Deepa Sampath, Ph.D.
University of Texas M. D. Anderson Cancer Center
Abstract:
Certain cancers such as chronic lymphocytic leukemia (CLL) are characterized by a slow accumulation of cells that display enhanced survival. These cells do not divide or synthesize DNA. Therefore, agents that require active DNA replication or cell division are ineffective against this disease. My project focuses on the development a new class of agents, the histone deacetylase inhibitors (HDACI), for the treatment of leukemias.
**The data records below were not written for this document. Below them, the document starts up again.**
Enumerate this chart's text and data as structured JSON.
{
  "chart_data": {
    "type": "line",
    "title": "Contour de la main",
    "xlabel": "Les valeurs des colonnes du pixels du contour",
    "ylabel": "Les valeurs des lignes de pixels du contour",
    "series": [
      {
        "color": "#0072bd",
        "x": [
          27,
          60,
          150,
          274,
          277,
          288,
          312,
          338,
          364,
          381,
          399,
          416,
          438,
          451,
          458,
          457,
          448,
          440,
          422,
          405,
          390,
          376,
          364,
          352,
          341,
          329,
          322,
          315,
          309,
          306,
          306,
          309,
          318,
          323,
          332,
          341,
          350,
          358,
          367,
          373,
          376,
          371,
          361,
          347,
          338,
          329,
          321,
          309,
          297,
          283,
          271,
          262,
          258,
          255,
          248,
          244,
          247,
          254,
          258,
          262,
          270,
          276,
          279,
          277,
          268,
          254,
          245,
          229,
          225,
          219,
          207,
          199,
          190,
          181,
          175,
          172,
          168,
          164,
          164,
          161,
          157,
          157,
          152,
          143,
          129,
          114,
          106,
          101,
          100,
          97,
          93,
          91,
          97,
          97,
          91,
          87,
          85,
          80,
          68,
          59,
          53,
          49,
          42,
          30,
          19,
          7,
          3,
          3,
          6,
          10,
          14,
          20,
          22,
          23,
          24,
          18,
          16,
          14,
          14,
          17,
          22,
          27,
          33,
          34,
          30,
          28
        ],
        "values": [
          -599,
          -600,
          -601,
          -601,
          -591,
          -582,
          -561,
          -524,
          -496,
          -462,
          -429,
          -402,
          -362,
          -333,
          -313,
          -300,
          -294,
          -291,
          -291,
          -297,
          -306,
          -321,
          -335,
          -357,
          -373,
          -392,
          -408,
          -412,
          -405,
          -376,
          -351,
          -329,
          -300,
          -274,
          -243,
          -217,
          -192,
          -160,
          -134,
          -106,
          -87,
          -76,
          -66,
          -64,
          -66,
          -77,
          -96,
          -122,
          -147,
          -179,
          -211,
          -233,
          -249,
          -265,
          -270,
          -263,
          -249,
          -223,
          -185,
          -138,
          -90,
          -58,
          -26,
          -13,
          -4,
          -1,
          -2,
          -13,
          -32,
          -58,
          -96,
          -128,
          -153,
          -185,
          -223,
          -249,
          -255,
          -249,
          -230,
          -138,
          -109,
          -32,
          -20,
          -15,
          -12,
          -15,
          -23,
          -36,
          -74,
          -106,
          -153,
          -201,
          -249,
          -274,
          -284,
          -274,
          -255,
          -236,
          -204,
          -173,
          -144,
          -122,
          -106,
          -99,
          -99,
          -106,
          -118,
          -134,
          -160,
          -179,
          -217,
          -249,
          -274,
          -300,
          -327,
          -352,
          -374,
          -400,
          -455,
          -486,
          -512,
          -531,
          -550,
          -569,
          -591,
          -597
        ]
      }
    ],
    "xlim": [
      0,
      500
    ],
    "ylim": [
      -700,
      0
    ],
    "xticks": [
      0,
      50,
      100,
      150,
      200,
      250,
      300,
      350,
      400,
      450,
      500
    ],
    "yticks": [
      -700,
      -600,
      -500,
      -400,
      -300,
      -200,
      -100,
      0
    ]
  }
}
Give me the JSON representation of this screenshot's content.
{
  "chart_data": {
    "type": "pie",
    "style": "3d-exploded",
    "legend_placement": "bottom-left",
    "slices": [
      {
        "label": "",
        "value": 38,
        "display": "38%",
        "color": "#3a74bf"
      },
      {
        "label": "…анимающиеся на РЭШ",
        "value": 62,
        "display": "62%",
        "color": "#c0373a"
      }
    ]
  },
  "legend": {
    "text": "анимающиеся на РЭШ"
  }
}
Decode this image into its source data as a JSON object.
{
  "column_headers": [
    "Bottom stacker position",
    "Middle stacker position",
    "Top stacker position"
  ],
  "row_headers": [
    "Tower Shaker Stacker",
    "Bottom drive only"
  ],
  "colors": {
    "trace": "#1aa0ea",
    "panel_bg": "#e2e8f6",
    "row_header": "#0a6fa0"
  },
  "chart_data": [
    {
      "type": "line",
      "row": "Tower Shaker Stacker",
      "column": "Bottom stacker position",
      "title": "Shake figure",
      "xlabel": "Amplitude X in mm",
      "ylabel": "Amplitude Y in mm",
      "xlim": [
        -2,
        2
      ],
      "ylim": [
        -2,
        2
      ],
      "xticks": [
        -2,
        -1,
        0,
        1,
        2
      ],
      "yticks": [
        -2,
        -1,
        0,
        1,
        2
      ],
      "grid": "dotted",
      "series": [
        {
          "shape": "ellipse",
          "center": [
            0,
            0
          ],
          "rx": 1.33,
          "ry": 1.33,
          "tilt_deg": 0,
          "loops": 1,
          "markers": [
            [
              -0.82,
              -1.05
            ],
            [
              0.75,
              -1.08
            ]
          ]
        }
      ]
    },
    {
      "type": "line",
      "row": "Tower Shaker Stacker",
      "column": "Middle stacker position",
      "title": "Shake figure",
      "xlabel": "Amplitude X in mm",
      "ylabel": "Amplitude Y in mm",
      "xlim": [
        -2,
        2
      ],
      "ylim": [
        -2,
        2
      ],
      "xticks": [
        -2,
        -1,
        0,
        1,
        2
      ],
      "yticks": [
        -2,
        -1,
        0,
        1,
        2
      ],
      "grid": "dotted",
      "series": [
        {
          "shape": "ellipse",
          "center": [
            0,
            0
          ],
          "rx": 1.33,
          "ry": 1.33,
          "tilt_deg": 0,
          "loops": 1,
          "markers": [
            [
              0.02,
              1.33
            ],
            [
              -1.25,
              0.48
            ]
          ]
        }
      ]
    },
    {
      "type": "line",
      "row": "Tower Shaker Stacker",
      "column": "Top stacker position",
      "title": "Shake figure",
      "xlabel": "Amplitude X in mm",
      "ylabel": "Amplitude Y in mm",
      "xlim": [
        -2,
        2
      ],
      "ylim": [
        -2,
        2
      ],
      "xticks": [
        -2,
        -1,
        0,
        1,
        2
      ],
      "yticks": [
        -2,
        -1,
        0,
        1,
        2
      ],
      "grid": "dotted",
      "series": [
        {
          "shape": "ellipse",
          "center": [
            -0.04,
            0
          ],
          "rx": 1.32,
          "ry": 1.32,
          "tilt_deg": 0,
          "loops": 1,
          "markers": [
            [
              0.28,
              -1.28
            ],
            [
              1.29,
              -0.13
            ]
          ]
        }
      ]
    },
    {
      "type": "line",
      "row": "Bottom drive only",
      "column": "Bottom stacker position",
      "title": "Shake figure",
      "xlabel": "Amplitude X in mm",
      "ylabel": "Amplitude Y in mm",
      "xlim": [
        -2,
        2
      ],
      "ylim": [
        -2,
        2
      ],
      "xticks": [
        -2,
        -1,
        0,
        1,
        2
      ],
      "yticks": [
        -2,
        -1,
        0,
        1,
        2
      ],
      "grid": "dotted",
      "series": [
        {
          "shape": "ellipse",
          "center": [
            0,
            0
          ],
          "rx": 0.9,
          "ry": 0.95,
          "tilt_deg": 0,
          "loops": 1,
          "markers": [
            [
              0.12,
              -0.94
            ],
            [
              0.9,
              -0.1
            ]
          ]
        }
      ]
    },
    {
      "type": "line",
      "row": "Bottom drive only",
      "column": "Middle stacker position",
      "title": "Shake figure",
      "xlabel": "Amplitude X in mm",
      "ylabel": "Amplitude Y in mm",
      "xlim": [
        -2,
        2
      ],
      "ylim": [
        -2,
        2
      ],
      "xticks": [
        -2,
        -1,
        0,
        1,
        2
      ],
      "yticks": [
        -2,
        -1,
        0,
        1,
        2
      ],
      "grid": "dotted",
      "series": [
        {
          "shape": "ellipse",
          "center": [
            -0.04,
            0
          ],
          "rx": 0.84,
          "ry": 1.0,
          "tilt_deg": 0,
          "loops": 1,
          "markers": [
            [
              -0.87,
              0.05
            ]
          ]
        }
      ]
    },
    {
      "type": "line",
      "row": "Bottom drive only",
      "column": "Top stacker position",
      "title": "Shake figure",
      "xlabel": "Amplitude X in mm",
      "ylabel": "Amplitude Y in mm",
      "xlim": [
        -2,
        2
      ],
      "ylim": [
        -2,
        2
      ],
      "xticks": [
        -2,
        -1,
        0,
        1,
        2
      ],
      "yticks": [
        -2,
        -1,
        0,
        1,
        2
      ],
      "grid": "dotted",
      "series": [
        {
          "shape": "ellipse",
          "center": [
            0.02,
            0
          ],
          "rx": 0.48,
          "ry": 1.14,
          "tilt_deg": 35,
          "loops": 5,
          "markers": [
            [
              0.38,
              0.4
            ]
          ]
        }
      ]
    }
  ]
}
HDACIs work by acetylating proteins so that genes synthesize (or transcribe) new messenger RNA’s. These new messenger RNA’s produce proteins that activate cell death in CLL lymphocytes. When CLL cells are exposed to LBH589, a HDACI, there is an increased level of protein modification and genes are transcribed that then produce proteins which induce cell death. LBH589 also inhibits the transcription of genes needed for the survival of CLL cells. These features make LBH589 an ideal drug to target CLL cells.
Our hypothesis is that because of these DNA independent actions of LBH589, quiescent (non dividing) CLL lymphocytes will undergo death. We hope to understand the mechanism of action of this agent in leukemia cells that are freshly obtained from blood of patients with CLL. These data will help in the development of HDACIs as a drug for the treatment of CLL. We will compare all our data in CLL lymphocytes with normal lymphocytes. We will obtain blood from CLL patients and healthy donors, as permitted under a protocol approved by the Institutional Review Board (IRB). We also have an IRB approved phase I protocol to use LBH589 for patients with leukemias including CLL.
Useful Definition: Acetylation: Protein modification that allows for the synthesis of new gene products.